Maternidade consciente
- Ana Soáres
- 29 de ago.
- 3 min de leitura
As mães do Brasil real: quem cuida de quem cuida?

No Brasil, ser mãe continua sendo um ato de resistência. A cada dia, milhões de mulheres equilibram trabalho, casa, filhos, contas atrasadas e um cansaço que não cabe em palavras. Mas ainda assim, o discurso oficial sobre maternidade segue embalado em imagens publicitárias: mães sorridentes, bebês plenos e uma vida que não existe na realidade da maioria.
Segundo dados do IBGE, mais de 11 milhões de lares brasileiros são chefiados apenas por mulheres — a maioria delas negras, moradoras das periferias e com renda abaixo de dois salários mínimos. Ao mesmo tempo, 41% das mães solo enfrentam insegurança alimentar, segundo pesquisa da Rede Brasileira de Pesquisa em Soberania e Segurança Alimentar (2022). A pergunta que ecoa é simples e brutal: quem cuida de quem cuida?
O retrato invisível
Maria da Penha, 34 anos, mãe de três, mora em Nova Iguaçu, no Rio de Janeiro. Acorda às 4h30 para pegar o ônibus e chegar ao trabalho como auxiliar de serviços gerais em um hospital particular.
“Chego em casa por volta das nove da noite. Meus filhos já jantaram com a minha vizinha, que me ajuda quando pode. Eu quase nunca vejo eles acordados durante a semana”, conta, com uma voz que mistura orgulho e exaustão.
Histórias como a de Maria se repetem em diferentes cantos do país. Mulheres que carregam não apenas seus filhos, mas o peso de um Estado que falha em oferecer suporte mínimo: creches em tempo integral, programas de apoio psicológico, políticas de amparo à maternidade solo e acesso a direitos básicos.
O mito da mãe perfeita
Vivemos em uma sociedade que romantiza a maternidade enquanto abandona as mães. O bombardeio midiático insiste em vender a imagem da “mãe perfeita” — produtiva, magra, sorridente, com tempo para cuidar dos filhos, da casa e da própria carreira. Na prática, essa idealização só serve para culpabilizar ainda mais mulheres que, sem rede de apoio, se sentem em dívida eterna com os filhos e com elas mesmas.
“A maternidade no Brasil é atravessada por classe e raça. O que para umas significa escolher a cor do enxoval, para outras é a angústia de não saber se haverá leite e fralda no fim do mês”, analisa a socióloga Ana Paula do Carmo, especialista em gênero e desigualdades.
Cultura do cuidado: um trabalho invisível
O cuidado é o trabalho mais essencial e, ao mesmo tempo, o menos reconhecido da sociedade. A OIT (Organização Internacional do Trabalho) estima que, no mundo, as mulheres realizam 76% de todo o trabalho não remunerado de cuidado. No Brasil, esse número é ainda mais alarmante: elas dedicam, em média, 21,3 horas semanais ao trabalho doméstico e de cuidado, contra 11 horas dos homens (PNAD/IBGE, 2022).
Essa desigualdade não é só numérica: ela se traduz em menos tempo para o estudo, para a vida profissional, para o descanso e para a própria saúde mental.
“É como se ser mãe fosse uma sentença de abdicação permanente de si mesma”, afirma a psicóloga clínica e ativista pela saúde da mulher, Renata Borges.
A força da rede
Ainda assim, mães criam redes invisíveis de solidariedade para seguir em frente.
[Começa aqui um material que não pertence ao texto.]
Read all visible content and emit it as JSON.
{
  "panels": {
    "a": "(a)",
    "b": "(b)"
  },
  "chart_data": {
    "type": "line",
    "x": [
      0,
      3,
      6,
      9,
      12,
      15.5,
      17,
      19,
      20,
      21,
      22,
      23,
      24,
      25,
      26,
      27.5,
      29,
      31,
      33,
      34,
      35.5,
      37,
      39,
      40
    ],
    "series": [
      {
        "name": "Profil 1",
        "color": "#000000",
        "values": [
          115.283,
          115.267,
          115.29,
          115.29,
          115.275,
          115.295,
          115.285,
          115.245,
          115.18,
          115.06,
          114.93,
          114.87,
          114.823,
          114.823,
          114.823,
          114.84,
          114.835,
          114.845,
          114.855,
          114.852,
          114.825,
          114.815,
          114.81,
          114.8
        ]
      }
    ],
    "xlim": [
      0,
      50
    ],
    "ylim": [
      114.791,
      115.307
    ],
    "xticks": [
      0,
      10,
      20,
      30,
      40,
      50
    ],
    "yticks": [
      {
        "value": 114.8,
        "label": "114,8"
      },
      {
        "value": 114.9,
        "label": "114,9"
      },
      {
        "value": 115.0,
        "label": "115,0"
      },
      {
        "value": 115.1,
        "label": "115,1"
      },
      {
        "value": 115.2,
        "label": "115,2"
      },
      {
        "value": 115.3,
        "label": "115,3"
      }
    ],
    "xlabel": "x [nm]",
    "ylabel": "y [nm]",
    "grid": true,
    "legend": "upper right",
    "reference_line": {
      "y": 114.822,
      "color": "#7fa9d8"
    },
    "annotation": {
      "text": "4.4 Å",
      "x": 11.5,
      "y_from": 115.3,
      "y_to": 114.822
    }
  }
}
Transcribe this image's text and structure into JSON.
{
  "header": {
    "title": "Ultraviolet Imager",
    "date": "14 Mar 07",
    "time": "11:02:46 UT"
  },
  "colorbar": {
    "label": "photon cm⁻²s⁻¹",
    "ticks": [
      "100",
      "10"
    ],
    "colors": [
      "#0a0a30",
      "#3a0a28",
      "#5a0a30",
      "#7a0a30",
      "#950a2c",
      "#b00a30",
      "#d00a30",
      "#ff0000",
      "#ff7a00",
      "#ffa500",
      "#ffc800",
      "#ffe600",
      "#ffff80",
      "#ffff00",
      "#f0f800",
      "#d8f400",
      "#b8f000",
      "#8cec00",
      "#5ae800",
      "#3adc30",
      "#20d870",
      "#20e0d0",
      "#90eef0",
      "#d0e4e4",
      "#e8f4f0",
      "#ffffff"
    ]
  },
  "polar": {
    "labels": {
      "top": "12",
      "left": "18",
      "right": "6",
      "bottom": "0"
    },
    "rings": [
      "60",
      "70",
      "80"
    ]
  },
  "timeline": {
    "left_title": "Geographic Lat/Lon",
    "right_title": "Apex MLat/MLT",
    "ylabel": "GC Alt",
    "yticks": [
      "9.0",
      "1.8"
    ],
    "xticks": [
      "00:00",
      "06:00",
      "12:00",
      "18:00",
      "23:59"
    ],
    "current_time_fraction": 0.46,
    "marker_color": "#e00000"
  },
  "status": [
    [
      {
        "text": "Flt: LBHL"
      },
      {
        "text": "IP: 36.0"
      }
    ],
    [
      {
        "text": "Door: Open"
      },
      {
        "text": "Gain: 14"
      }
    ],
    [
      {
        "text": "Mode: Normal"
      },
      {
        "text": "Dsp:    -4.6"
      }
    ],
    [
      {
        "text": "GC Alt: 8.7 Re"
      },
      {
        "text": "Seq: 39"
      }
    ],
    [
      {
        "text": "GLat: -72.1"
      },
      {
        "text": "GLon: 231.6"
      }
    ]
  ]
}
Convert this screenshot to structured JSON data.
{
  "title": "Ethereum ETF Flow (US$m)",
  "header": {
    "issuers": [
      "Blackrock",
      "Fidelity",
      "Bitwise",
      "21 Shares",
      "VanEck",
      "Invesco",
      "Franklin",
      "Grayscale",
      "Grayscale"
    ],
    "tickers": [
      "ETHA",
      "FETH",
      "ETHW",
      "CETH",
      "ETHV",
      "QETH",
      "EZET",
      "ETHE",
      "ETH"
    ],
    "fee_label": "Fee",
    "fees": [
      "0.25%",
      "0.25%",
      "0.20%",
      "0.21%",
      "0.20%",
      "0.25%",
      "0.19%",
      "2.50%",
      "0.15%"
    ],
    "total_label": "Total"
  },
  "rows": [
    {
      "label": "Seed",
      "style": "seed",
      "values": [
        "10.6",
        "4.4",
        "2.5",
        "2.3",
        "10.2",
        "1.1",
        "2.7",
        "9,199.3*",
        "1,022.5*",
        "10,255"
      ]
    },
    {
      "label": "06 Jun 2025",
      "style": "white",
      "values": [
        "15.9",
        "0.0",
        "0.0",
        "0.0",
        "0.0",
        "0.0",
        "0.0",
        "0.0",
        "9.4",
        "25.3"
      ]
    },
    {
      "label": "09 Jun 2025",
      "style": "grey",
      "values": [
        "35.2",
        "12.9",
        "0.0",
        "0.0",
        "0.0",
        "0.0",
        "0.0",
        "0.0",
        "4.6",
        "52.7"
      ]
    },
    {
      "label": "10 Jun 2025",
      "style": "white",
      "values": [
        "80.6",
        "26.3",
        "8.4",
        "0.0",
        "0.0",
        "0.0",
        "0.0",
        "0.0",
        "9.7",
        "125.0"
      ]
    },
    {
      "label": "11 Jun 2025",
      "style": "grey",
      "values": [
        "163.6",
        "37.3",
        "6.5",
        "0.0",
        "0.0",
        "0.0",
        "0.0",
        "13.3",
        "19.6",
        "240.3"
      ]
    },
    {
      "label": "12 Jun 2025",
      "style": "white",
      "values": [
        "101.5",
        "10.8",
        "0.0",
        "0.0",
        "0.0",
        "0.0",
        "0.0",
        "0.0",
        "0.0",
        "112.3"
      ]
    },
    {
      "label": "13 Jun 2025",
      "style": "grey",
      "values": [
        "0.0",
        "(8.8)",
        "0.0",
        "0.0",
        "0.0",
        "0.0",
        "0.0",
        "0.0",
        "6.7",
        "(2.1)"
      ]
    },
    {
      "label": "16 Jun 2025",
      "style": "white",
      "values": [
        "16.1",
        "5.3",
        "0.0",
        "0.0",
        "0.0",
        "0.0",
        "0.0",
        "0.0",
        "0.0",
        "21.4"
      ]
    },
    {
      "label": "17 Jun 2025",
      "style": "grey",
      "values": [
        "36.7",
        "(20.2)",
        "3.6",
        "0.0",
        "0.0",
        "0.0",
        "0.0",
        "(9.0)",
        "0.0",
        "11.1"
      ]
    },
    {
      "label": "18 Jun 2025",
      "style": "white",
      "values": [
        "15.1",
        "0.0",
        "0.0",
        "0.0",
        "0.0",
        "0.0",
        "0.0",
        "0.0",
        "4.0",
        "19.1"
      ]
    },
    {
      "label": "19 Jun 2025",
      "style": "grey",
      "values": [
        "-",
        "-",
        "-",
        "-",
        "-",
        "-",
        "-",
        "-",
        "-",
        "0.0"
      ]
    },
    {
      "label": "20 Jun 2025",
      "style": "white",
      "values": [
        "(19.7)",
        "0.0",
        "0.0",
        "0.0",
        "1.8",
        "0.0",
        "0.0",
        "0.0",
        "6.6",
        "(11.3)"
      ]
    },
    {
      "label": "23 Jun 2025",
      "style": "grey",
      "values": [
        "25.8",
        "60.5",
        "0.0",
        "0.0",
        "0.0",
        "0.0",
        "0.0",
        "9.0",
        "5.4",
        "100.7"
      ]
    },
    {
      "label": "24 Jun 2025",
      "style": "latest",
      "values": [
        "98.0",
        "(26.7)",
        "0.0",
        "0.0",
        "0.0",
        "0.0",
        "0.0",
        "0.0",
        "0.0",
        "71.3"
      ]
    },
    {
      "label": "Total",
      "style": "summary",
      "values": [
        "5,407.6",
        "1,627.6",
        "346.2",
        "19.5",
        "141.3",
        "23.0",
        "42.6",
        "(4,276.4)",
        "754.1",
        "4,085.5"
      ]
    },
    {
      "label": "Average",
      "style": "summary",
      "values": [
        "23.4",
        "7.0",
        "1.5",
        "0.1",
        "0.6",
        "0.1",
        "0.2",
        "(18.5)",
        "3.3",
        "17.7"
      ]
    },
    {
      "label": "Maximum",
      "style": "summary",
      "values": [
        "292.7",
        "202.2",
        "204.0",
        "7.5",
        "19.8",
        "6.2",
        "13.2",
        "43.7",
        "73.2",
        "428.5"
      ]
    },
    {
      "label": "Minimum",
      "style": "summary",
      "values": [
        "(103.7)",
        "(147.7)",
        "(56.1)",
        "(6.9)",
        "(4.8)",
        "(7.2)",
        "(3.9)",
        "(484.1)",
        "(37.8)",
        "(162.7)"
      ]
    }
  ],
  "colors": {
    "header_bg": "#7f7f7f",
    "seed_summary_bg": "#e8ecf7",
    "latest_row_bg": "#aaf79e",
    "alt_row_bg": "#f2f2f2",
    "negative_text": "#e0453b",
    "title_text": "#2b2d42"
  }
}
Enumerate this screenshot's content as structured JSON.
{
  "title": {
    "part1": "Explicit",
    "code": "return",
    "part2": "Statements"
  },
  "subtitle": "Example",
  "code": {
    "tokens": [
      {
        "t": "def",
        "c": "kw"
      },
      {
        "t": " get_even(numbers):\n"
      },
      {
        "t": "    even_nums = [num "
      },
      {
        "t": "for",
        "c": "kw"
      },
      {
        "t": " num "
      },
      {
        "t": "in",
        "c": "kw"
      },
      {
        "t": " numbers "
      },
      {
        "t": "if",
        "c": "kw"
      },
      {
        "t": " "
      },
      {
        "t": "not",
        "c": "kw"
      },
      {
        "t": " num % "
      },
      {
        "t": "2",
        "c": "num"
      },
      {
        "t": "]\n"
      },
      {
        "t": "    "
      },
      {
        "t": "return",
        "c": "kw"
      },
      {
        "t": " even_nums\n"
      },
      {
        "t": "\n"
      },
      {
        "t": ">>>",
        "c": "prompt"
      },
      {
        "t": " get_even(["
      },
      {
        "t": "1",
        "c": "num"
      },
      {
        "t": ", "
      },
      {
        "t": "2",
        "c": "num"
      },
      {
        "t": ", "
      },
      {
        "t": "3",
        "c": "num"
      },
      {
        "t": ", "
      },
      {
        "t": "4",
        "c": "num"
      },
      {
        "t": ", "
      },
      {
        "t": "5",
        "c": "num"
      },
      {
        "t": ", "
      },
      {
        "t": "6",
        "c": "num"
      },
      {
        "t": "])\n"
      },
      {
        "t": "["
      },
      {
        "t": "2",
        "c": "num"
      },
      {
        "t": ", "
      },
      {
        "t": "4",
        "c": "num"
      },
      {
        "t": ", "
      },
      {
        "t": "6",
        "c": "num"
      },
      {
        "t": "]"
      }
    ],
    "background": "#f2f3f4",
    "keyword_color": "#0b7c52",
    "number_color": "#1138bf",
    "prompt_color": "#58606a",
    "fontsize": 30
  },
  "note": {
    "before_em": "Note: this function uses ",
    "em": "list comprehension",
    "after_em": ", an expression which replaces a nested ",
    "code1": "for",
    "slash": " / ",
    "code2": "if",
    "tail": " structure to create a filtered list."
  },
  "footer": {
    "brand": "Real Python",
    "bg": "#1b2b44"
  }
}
Nas comunidades, é comum vizinhas se revezarem para olhar os filhos umas das outras, mães se apoiarem em grupos de WhatsApp e iniciativas coletivas emergirem, como as “mães do corre”, que organizam rifas, vaquinhas e bazares para garantir comida e material escolar.
O Movimento Mães de Favela, criado pela CUFA (Central Única das Favelas), já impactou mais de 1,5 milhão de famílias com distribuição de cestas básicas e apoio financeiro.
“A gente não pode esperar sentada. Se o governo não olha por nós, nós olhamos umas pelas outras”, resume Joice, mãe de dois, integrante do movimento em São Paulo.
Reflita
O Brasil precisa urgentemente repensar sua relação com a maternidade. Não como um ideal romântico, mas como uma questão de justiça social e de sobrevivência coletiva. Garantir direitos para mães não é apenas cuidar de mulheres — é garantir o futuro de crianças, comunidades inteiras e do próprio país.
A pergunta que fica, diante desse retrato real e sem filtros, é dolorosa e necessária: até quando as mães brasileiras terão que ser heroínas para suprir as falhas de um Estado que insiste em tratá-las como invisíveis?